Me inquietó mucho saber de una noticia en la que se daba cuenta de que directores de planteles públicos, maestros y un grupo de personas habían participado de un fraude a través del cual los estudiantes de esos centros educativos recibían las respuestas a las preguntas por mensajes de texto por medio de aparatos celulares.
Quise investigar con mis compañeros que sí tuvieron la oportunidad de tomar esos exámenes y no puedo negar la decepción y la impotencia de que fui víctima al confirmar que todos, sin excepción, han sido parte de este gran engaño que son las pruebas nacionales.
El caso de estos maestros y directores debe ser la punta de la daga, el punto de partida de la revolución y transformación que debe darse en el sistema educativo dominicano.
Es un horror pensar que tanto padres, maestros, directores y toda la sociedad ha sido cómplice durante años de un engaño tan soez como el del negocio de las pruebas nacionales.
Y no hablo por hablar. Desde siempre las pruebas han sido un negocio y una mentira.

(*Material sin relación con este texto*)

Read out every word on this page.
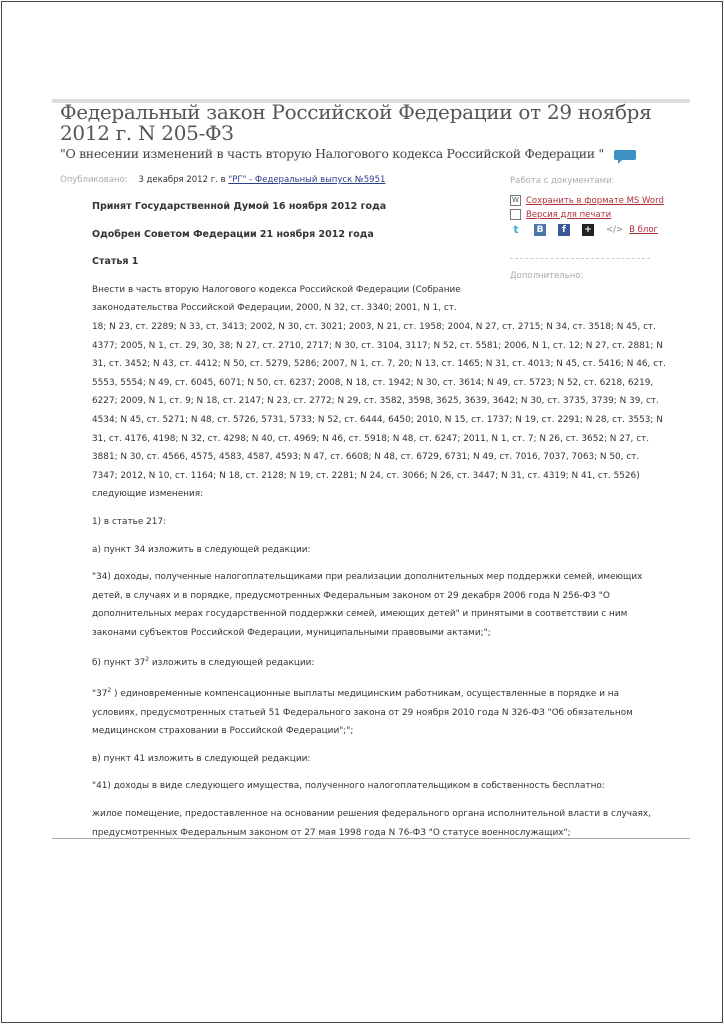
Федеральный закон Российской Федерации от 29 ноября 2012 г. N 205-ФЗ
"О внесении изменений в часть вторую Налогового кодекса Российской Федерации "
Опубликовано: 3 декабря 2012 г. в "РГ" - Федеральный выпуск №5951	Работа с документами:
W Сохранить в формате MS Word
Версия для печати
t	B	f	+ </> В блог
Дополнительно:

Принят Государственной Думой 16 ноября 2012 года

Одобрен Советом Федерации 21 ноября 2012 года

Статья 1

Внести в часть вторую Налогового кодекса Российской Федерации (Собрание законодательства Российской Федерации, 2000, N 32, ст. 3340; 2001, N 1, ст.
18; N 23, ст. 2289; N 33, ст. 3413; 2002, N 30, ст. 3021; 2003, N 21, ст. 1958; 2004, N 27, ст. 2715; N 34, ст. 3518; N 45, ст. 4377; 2005, N 1, ст. 29, 30, 38; N 27, ст. 2710, 2717; N 30, ст. 3104, 3117; N 52, ст. 5581; 2006, N 1, ст. 12; N 27, ст. 2881; N 31, ст. 3452; N 43, ст. 4412; N 50, ст. 5279, 5286; 2007, N 1, ст. 7, 20; N 13, ст. 1465; N 31, ст. 4013; N 45, ст. 5416; N 46, ст. 5553, 5554; N 49, ст. 6045, 6071; N 50, ст. 6237; 2008, N 18, ст. 1942; N 30, ст. 3614; N 49, ст. 5723; N 52, ст. 6218, 6219, 6227; 2009, N 1, ст. 9; N 18, ст. 2147; N 23, ст. 2772; N 29, ст. 3582, 3598, 3625, 3639, 3642; N 30, ст. 3735, 3739; N 39, ст. 4534; N 45, ст. 5271; N 48, ст. 5726, 5731, 5733; N 52, ст. 6444, 6450; 2010, N 15, ст. 1737; N 19, ст. 2291; N 28, ст. 3553; N 31, ст. 4176, 4198; N 32, ст. 4298; N 40, ст. 4969; N 46, ст. 5918; N 48, ст. 6247; 2011, N 1, ст. 7; N 26, ст. 3652; N 27, ст. 3881; N 30, ст. 4566, 4575, 4583, 4587, 4593; N 47, ст. 6608; N 48, ст. 6729, 6731; N 49, ст. 7016, 7037, 7063; N 50, ст. 7347; 2012, N 10, ст. 1164; N 18, ст. 2128; N 19, ст. 2281; N 24, ст. 3066; N 26, ст. 3447; N 31, ст. 4319; N 41, ст. 5526) следующие изменения:

1) в статье 217:

а) пункт 34 изложить в следующей редакции:

"34) доходы, полученные налогоплательщиками при реализации дополнительных мер поддержки семей, имеющих детей, в случаях и в порядке, предусмотренных Федеральным законом от 29 декабря 2006 года N 256-ФЗ "О дополнительных мерах государственной поддержки семей, имеющих детей" и принятыми в соответствии с ним законами субъектов Российской Федерации, муниципальными правовыми актами;";

б) пункт $37^2$ изложить в следующей редакции:

"$37^2$ ) единовременные компенсационные выплаты медицинским работникам, осуществленные в порядке и на условиях, предусмотренных статьей 51 Федерального закона от 29 ноября 2010 года N 326-ФЗ "Об обязательном медицинском страховании в Российской Федерации";";

в) пункт 41 изложить в следующей редакции:

"41) доходы в виде следующего имущества, полученного налогоплательщиком в собственность бесплатно:

жилое помещение, предоставленное на основании решения федерального органа исполнительной власти в случаях, предусмотренных Федеральным законом от 27 мая 1998 года N 76-ФЗ "О статусе военнослужащих";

Una muestra más de la incapacidad o falta de voluntad de las autoridades y de la misma sociedad por introducir el cambio radical que necesita el sistema educativo dominicano, la entrada de un nuevo programa en las escuelas que esté a tono con nuestra realidad y que pueda cumplirse en el tiempo establecido, así como la creación de métodos y técnicas efectivas a través de las cuales se pueda establecer si un estudiante está o no en capacidad de pasar de un nivel a otro.
Y creo que la reflexión debe extenderse a los padres, porque como dice el refrán la educación entra por casa.
El grado de descomposición de los valores morales ha llegado a tal extremo, que los padres son capaces de pagar, si es necesario, con tal de que sus hijos resulten favorecidos de una evaluación, que lejos de reflejar el nivel de preparación de los estudiantes, se ha convertido en un negocio del que muchos se benefician.
Que lamentable y vergonzoso que todos hayamos sido cómplices de una infracción que pone en evidencia los niveles de deterioro moral del que es víctima nuestra sociedad.
Esos profesionales que compraron pruebas nacionales, que pasaron de nivel con la ayuda de maestros o gracias a métodos ilegales, esos son los funcionarios del futuro. Entonces, qué podemos esperar de ellos.